Mi uniforme pédico portugués |
De vuelta de una escapadita al sur, retomo mi viaje a Portugal que, a partir de ahora, irá más ligero. Primero porque los recuerdos empiezan a no ser tan nítidos y segundo y no menos importante porque no quiero aburrir. No tocaré la entrada anterior a pesar de la dislocación de los piés de fotos y algún olvido menor.
Como decía al final de mi última entrada, llegamos pronto a Figueira da Foz, ya que nos separaban pocos kilómetros. Era término final y definitivo (me diréis que es redundante, pero no del todo) del Mondego y, afortunadamente, pasajero nuestro.
8888888888888888888888888888888888888888888888888888
Declaración solemne: una suele ser previsora. Explico: antes de salir, servidora miró los mapas del tiempo de los lugares que iba a visitar, vió que iba a hacer fresquito, que las máximas estarían en torno a los 26º. Bien.
Paso momentáneamente a la primera del presente de indicativo (ustedes me perdonarán la continua alternancia de tiempos verbales pero es mi forma de escribir). Con esos datos, echo en la maleta un par de chaquetillas y alguna camiseta de manga larga para los atardeceres. Pues bien, todo, absolutamente todo lo que llevaba de abrigo, más dos pares de calcetines de lana comprados en Figueira, es lo que he vestido el resto de mi estancia allí. Las zapatillas las he repetido para la playa y para las visitas, para el hotel, para el restaurante, para el desayuno, el almuerzo y la cena, siempre con los calcetines de lana incorporados. El resto del calzado que llevaba dejaba los deditos al aire.
Las previsiones me jugaron una mala pasada. Un día incluso me probé un bañador y me puse ropa encima con la ilusión de, una vez tumbada al sol y al abrigo de los vientos, poder despojarme de las variadas chaquetas. Já, craso error. Sólo pude quitarme la primera capa y el pañuelo de la cabeza.
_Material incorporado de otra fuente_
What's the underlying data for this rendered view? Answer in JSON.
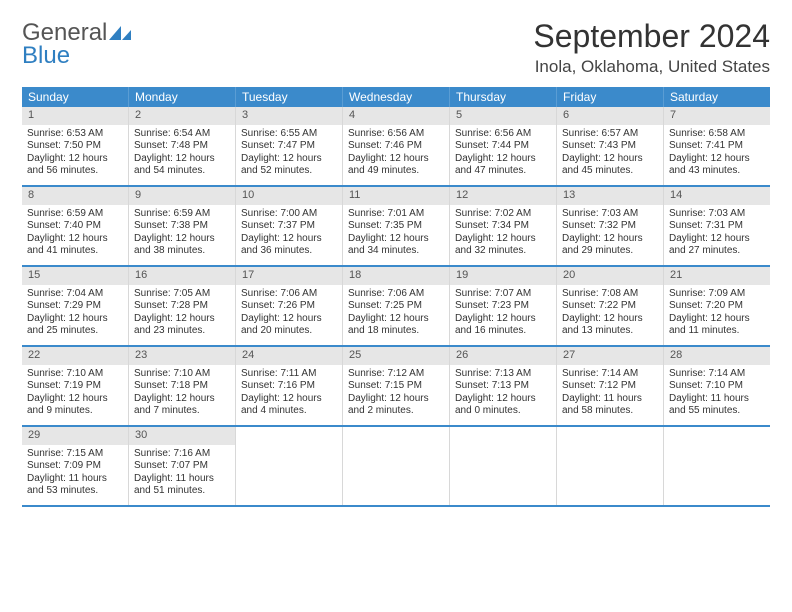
{
  "logo": {
    "line1": "General",
    "line2": "Blue"
  },
  "title": "September 2024",
  "location": "Inola, Oklahoma, United States",
  "colors": {
    "header_bg": "#3b8acb",
    "header_text": "#ffffff",
    "daynum_bg": "#e6e6e6",
    "row_divider": "#3b8acb",
    "cell_border": "#d8d8d8",
    "logo_blue": "#2f7fc1"
  },
  "day_headers": [
    "Sunday",
    "Monday",
    "Tuesday",
    "Wednesday",
    "Thursday",
    "Friday",
    "Saturday"
  ],
  "weeks": [
    [
      {
        "n": "1",
        "sr": "6:53 AM",
        "ss": "7:50 PM",
        "dl": "12 hours and 56 minutes."
      },
      {
        "n": "2",
        "sr": "6:54 AM",
        "ss": "7:48 PM",
        "dl": "12 hours and 54 minutes."
      },
      {
        "n": "3",
        "sr": "6:55 AM",
        "ss": "7:47 PM",
        "dl": "12 hours and 52 minutes."
      },
      {
        "n": "4",
        "sr": "6:56 AM",
        "ss": "7:46 PM",
        "dl": "12 hours and 49 minutes."
      },
      {
        "n": "5",
        "sr": "6:56 AM",
        "ss": "7:44 PM",
        "dl": "12 hours and 47 minutes."
      },
      {
        "n": "6",
        "sr": "6:57 AM",
        "ss": "7:43 PM",
        "dl": "12 hours and 45 minutes."
      },
      {
        "n": "7",
        "sr": "6:58 AM",
        "ss": "7:41 PM",
        "dl": "12 hours and 43 minutes."
      }
    ],
    [
      {
        "n": "8",
        "sr": "6:59 AM",
        "ss": "7:40 PM",
        "dl": "12 hours and 41 minutes."
      },
      {
        "n": "9",
        "sr": "6:59 AM",
        "ss": "7:38 PM",
        "dl": "12 hours and 38 minutes."
      },
      {
        "n": "10",
        "sr": "7:00 AM",
        "ss": "7:37 PM",
        "dl": "12 hours and 36 minutes."
      },
      {
        "n": "11",
        "sr": "7:01 AM",
        "ss": "7:35 PM",
        "dl": "12 hours and 34 minutes."
      },
      {
        "n": "12",
        "sr": "7:02 AM",
        "ss": "7:34 PM",
        "dl": "12 hours and 32 minutes."
      },
      {
        "n": "13",
        "sr": "7:03 AM",
        "ss": "7:32 PM",
        "dl": "12 hours and 29 minutes."
      },
      {
        "n": "14",
        "sr": "7:03 AM",
        "ss": "7:31 PM",
        "dl": "12 hours and 27 minutes."
      }
    ],
    [
      {
        "n": "15",
        "sr": "7:04 AM",
        "ss": "7:29 PM",
        "dl": "12 hours and 25 minutes."
      },
      {
        "n": "16",
        "sr": "7:05 AM",
        "ss": "7:28 PM",
        "dl": "12 hours and 23 minutes."
      },
      {
        "n": "17",
        "sr": "7:06 AM",
        "ss": "7:26 PM",
        "dl": "12 hours and 20 minutes."
      },
      {
        "n": "18",
        "sr": "7:06 AM",
        "ss": "7:25 PM",
        "dl": "12 hours and 18 minutes."
      },
      {
        "n": "19",
        "sr": "7:07 AM",
        "ss": "7:23 PM",
        "dl": "12 hours and 16 minutes."
      },
      {
        "n": "20",
        "sr": "7:08 AM",
        "ss": "7:22 PM",
        "dl": "12 hours and 13 minutes."
      },
      {
        "n": "21",
        "sr": "7:09 AM",
        "ss": "7:20 PM",
        "dl": "12 hours and 11 minutes."
      }
    ],
    [
      {
        "n": "22",
        "sr": "7:10 AM",
        "ss": "7:19 PM",
        "dl": "12 hours and 9 minutes."
      },
      {
        "n": "23",
        "sr": "7:10 AM",
        "ss": "7:18 PM",
        "dl": "12 hours and 7 minutes."
      },
      {
        "n": "24",
        "sr": "7:11 AM",
        "ss": "7:16 PM",
        "dl": "12 hours and 4 minutes."
      },
      {
        "n": "25",
        "sr": "7:12 AM",
        "ss": "7:15 PM",
        "dl": "12 hours and 2 minutes."
      },
      {
        "n": "26",
        "sr": "7:13 AM",
        "ss": "7:13 PM",
        "dl": "12 hours and 0 minutes."
      },
      {
        "n": "27",
        "sr": "7:14 AM",
        "ss": "7:12 PM",
        "dl": "11 hours and 58 minutes."
      },
      {
        "n": "28",
        "sr": "7:14 AM",
        "ss": "7:10 PM",
        "dl": "11 hours and 55 minutes."
      }
    ],
    [
      {
        "n": "29",
        "sr": "7:15 AM",
        "ss": "7:09 PM",
        "dl": "11 hours and 53 minutes."
      },
      {
        "n": "30",
        "sr": "7:16 AM",
        "ss": "7:07 PM",
        "dl": "11 hours and 51 minutes."
      },
      null,
      null,
      null,
      null,
      null
    ]
  ],
  "labels": {
    "sunrise": "Sunrise:",
    "sunset": "Sunset:",
    "daylight": "Daylight:"
  }
}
Ni que decir tiene que no os puedo decir qué temperatura tenía el Atlántico por aquella zona: no la comprobé ni con la puntita de mi ortejo mayor(1).
Vistas desde la terraza, a izquierda y derecha (o viceversa).
Todo lo anterior no ha sido impedimento para disfrutar de esa playa espléndida que tiene Figueira.
Nuestra habitación terminaba en una amplia terraza al mar y las vistas sobre la playa eran muy buenas. Ahí, a la caída del sol, es donde únicamente (si el día no estaba nublado) podía lucir un poco mis crudas carnes. Disponía de cómodas sillas que yo aprovechaba para leer o jugar a Apalabrados, mi último reciente vicio. Las puestas de sol eran largas y no hubo día que no hiciera fotografías desde todos los ángulos y en cada momento de la caída del astro rey. Cada una parecía mejor que la anterior.
Ataviada de esta guisa transcurrieron mis días figueiriños. |
Hasta ahora pensaba que las playas más anchas estaban por Huelva o Cádiz o tal vez en el mismo Algarve portugués; nada de eso. Esta es kilométrica, nunca había visto ninguna así. Cuando llegas a la orilla vas agotada. No me imagino cargada con sombrilla, silla y cachivaches para los peques caminando hasta alcanzarla. Cuando acaba la madera, aún queda un buen trecho de arena; eso sí, limpia y blanca, como se aprecia en las fotos.
(1) Para que no vayáis al diccionario, ortejos llaman a los dedos de los pies en Chile y Méjico.